According to the JAMA Oncology study, women who received pre-test genetic counseling were twice as likely to meet those criteria than those who did not.
But not everyone agrees on those criteria.
Dr. Mary-Claire King, the University of Washington genetic researcher who discovered the chromosome location of the BRCA1 gene and proved the existence of inherited breast cancer, has called for testing all women over the age of 30 for the BRCA mutations as part of routine medical care.
In a related JAMA Oncology editorial Dr. Steven Narod of the Women’s College Research Institute in Toronto voiced the same opinion.

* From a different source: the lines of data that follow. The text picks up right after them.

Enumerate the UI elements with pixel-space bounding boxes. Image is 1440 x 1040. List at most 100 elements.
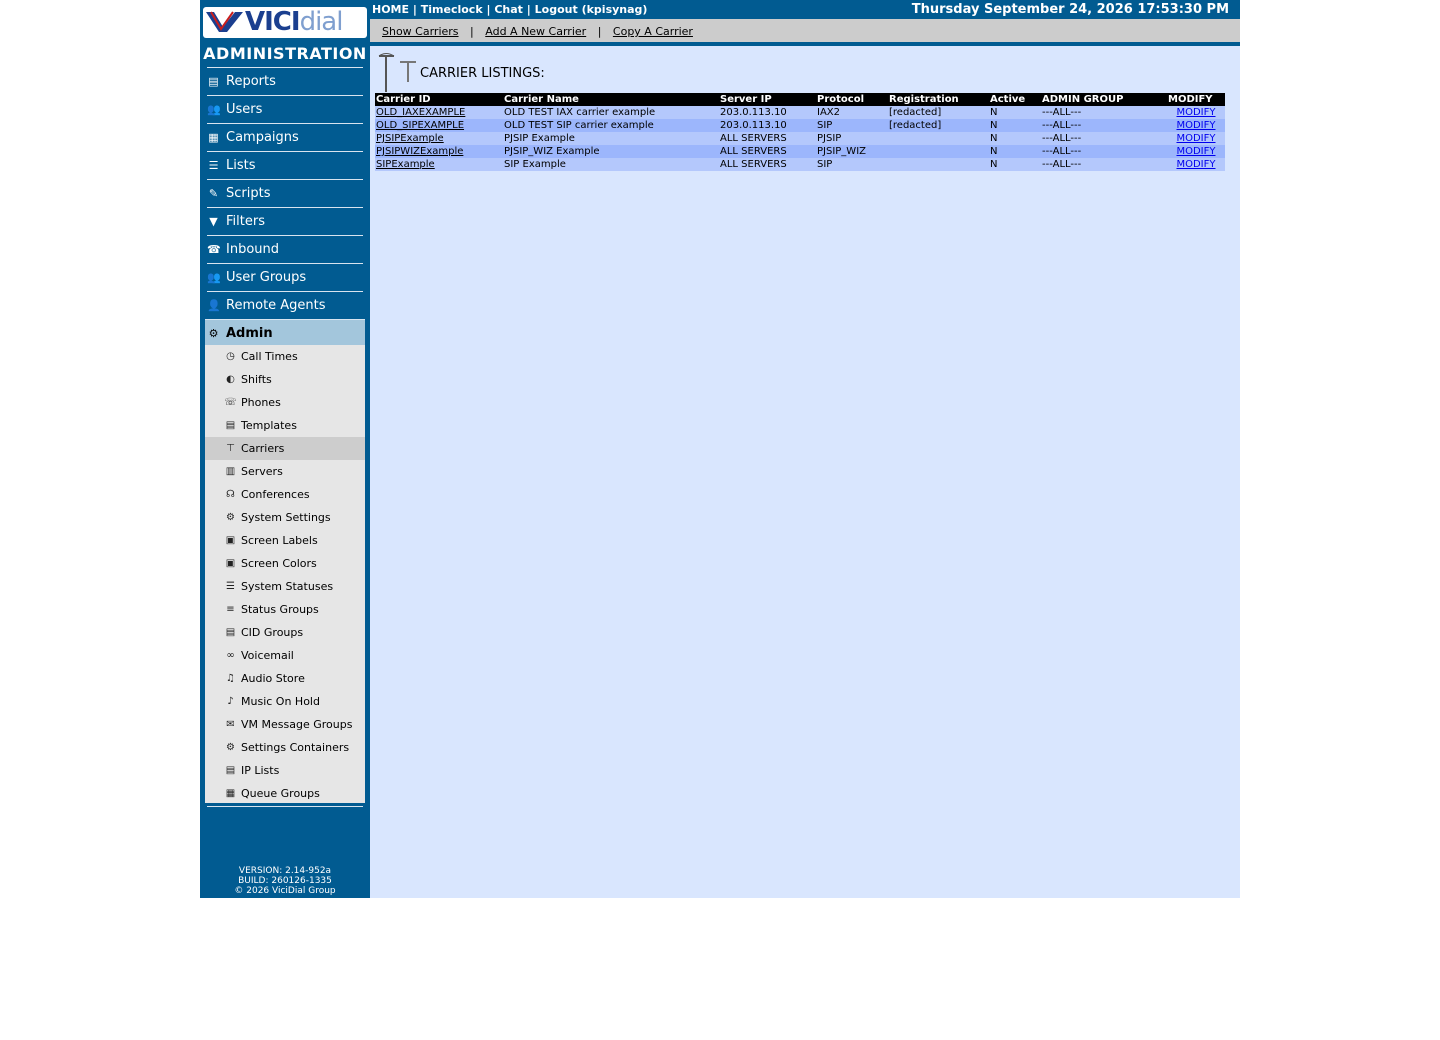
submenu-item-audio-store[interactable]: ♫ Audio Store [205,667,365,690]
submenu-item-label: CID Groups [241,626,304,639]
subbar-separator: | [597,25,602,38]
logo-text: VICIdial [245,7,343,37]
inbound-icon: ☎ [207,243,221,256]
column-header: MODIFY [1167,93,1225,106]
vicidial-logo[interactable]: VICIdial [203,7,367,38]
submenu-item-label: System Settings [241,511,331,524]
chat-link[interactable]: Chat [494,3,523,16]
modify-link[interactable]: MODIFY [1176,146,1215,157]
nav-item-reports[interactable]: ▤ Reports [207,67,363,95]
submenu-item-screen-colors[interactable]: ▣ Screen Colors [205,552,365,575]
active-cell: N [989,145,1041,158]
nav-item-users[interactable]: 👥 Users [207,95,363,123]
home-link[interactable]: HOME [372,3,409,16]
submenu-item-cid-groups[interactable]: ▤ CID Groups [205,621,365,644]
top-separator: | [526,3,531,16]
submenu-item-phones[interactable]: ☏ Phones [205,391,365,414]
table-row: OLD_SIPEXAMPLE OLD TEST SIP carrier examp… [375,119,1225,132]
submenu-item-label: Shifts [241,373,272,386]
protocol-cell: IAX2 [816,106,888,119]
submenu-item-settings-containers[interactable]: ⚙ Settings Containers [205,736,365,759]
registration-cell [888,132,989,145]
table-row: PJSIPWIZExample PJSIP_WIZ Example ALL SERV… [375,145,1225,158]
server-ip-cell: 203.0.113.10 [719,106,816,119]
carrier-id-link[interactable]: OLD_IAXEXAMPLE [376,107,465,118]
copy-carrier-link[interactable]: Copy A Carrier [613,25,693,38]
screen-colors-icon: ▣ [225,558,236,569]
carrier-id-link[interactable]: OLD_SIPEXAMPLE [376,120,464,131]
modify-link[interactable]: MODIFY [1176,159,1215,170]
nav-item-filters[interactable]: ▼ Filters [207,207,363,235]
submenu-item-vm-message-groups[interactable]: ✉ VM Message Groups [205,713,365,736]
table-cell: PJSIPWIZExample [375,145,503,158]
app-window: VICIdial ADMINISTRATION ▤ Reports 👥 Users ▦ C… [200,0,1240,898]
submenu-item-servers[interactable]: ▥ Servers [205,460,365,483]
submenu-item-music-on-hold[interactable]: ♪ Music On Hold [205,690,365,713]
carrier-rows: OLD_IAXEXAMPLE OLD TEST IAX carrier examp… [375,106,1225,171]
reports-icon: ▤ [208,75,219,88]
submenu-item-label: Screen Labels [241,534,318,547]
carrier-id-link[interactable]: PJSIPWIZExample [376,146,463,157]
nav-item-label: Admin [226,326,273,341]
voicemail-icon: ∞ [226,650,235,661]
nav-item-lists[interactable]: ☰ Lists [207,151,363,179]
submenu-item-queue-groups[interactable]: ▦ Queue Groups [205,782,365,805]
timeclock-link[interactable]: Timeclock [421,3,483,16]
submenu-item-system-settings[interactable]: ⚙ System Settings [205,506,365,529]
submenu-item-label: Phones [241,396,281,409]
nav-item-remote-agents[interactable]: 👤 Remote Agents [207,291,363,319]
submenu-item-voicemail[interactable]: ∞ Voicemail [205,644,365,667]
carrier-id-link[interactable]: PJSIPExample [376,133,444,144]
add-carrier-link[interactable]: Add A New Carrier [485,25,586,38]
submenu-item-call-times[interactable]: ◷ Call Times [205,345,365,368]
carrier-id-link[interactable]: SIPExample [376,159,435,170]
carrier-table: Carrier ID Carrier Name Server IP Protoc… [375,93,1225,171]
carrier-action-bar: Show Carriers | Add A New Carrier | Copy… [370,19,1240,42]
server-ip-cell: 203.0.113.10 [719,119,816,132]
submenu-item-label: Servers [241,465,283,478]
registration-cell: [redacted] [888,106,989,119]
nav-item-label: Remote Agents [226,298,326,313]
submenu-item-carriers[interactable]: ⊤ Carriers [205,437,365,460]
admin-group-cell: ---ALL--- [1041,119,1167,132]
nav-item-campaigns[interactable]: ▦ Campaigns [207,123,363,151]
table-cell: PJSIPExample [375,132,503,145]
column-header: Server IP [719,93,816,106]
nav-item-admin[interactable]: ⚙ Admin [205,319,365,347]
submenu-item-conferences[interactable]: ☊ Conferences [205,483,365,506]
modify-link[interactable]: MODIFY [1176,133,1215,144]
submenu-item-screen-labels[interactable]: ▣ Screen Labels [205,529,365,552]
phones-icon: ☏ [224,397,237,408]
top-links: HOME | Timeclock | Chat | Logout (kpisyn… [372,0,647,19]
active-cell: N [989,158,1041,171]
submenu-item-status-groups[interactable]: ≡ Status Groups [205,598,365,621]
submenu-item-label: Carriers [241,442,285,455]
modify-link[interactable]: MODIFY [1176,120,1215,131]
submenu-item-ip-lists[interactable]: ▤ IP Lists [205,759,365,782]
queue-groups-icon: ▦ [225,788,236,799]
current-datetime: Thursday September 24, 2026 17:53:30 PM [911,2,1229,17]
submenu-item-templates[interactable]: ▤ Templates [205,414,365,437]
nav-item-label: Lists [226,158,256,173]
carrier-name-cell: OLD TEST SIP carrier example [503,119,719,132]
submenu-item-label: Voicemail [241,649,294,662]
logo-swoosh-icon [206,11,243,32]
carriers-icon: ⊤ [226,443,235,454]
submenu-item-system-statuses[interactable]: ☰ System Statuses [205,575,365,598]
cid-groups-icon: ▤ [225,627,236,638]
registration-cell [888,145,989,158]
carrier-tower-icon [378,53,416,92]
modify-link[interactable]: MODIFY [1176,107,1215,118]
show-carriers-link[interactable]: Show Carriers [382,25,459,38]
logout-link[interactable]: Logout (kpisynag) [535,3,648,16]
nav-item-scripts[interactable]: ✎ Scripts [207,179,363,207]
submenu-item-shifts[interactable]: ◐ Shifts [205,368,365,391]
nav-item-inbound[interactable]: ☎ Inbound [207,235,363,263]
nav-item-user-groups[interactable]: 👥 User Groups [207,263,363,291]
table-cell: MODIFY [1167,158,1225,171]
nav-item-label: Filters [226,214,265,229]
submenu-item-label: Screen Colors [241,557,317,570]
table-row: PJSIPExample PJSIP Example ALL SERVERS PJSI… [375,132,1225,145]
table-cell: SIPExample [375,158,503,171]
table-header-row: Carrier ID Carrier Name Server IP Protoc… [375,93,1225,106]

“It is disingenuous to think that we can maintain the status quo of universal 1-on-1 testing to fully realize the technical advances in genetic sequencing and apply these to the practice of personalized medicine,” he wrote. “We should test as widely as possible to find as many carriers as we can.”
In a telephone interview, Narod said that as the price of genetic testing drops — since 2013, genetic tests for BRCA gene mutations have gone from $3,000 to as low as $199 — there’s no need for counselors to weed out those who don’t meet guidelines or criteria.
“My philosophy is test everybody or test widely, depending on the cost of the test, and then focus our attention on getting people with the mutation the best possible treatment,” he said. “We should be counseling people with a positive test.”
Laurino argued that there is still a role for pre-test counseling.
“I’m all for cancer prevention, and I’m all for people wanting to know so they can do early detection and prevention,” she said, “but in a mindful way in which they really do understand that once I have this type of gene mutation, here are all the recommendations for me and my family members.”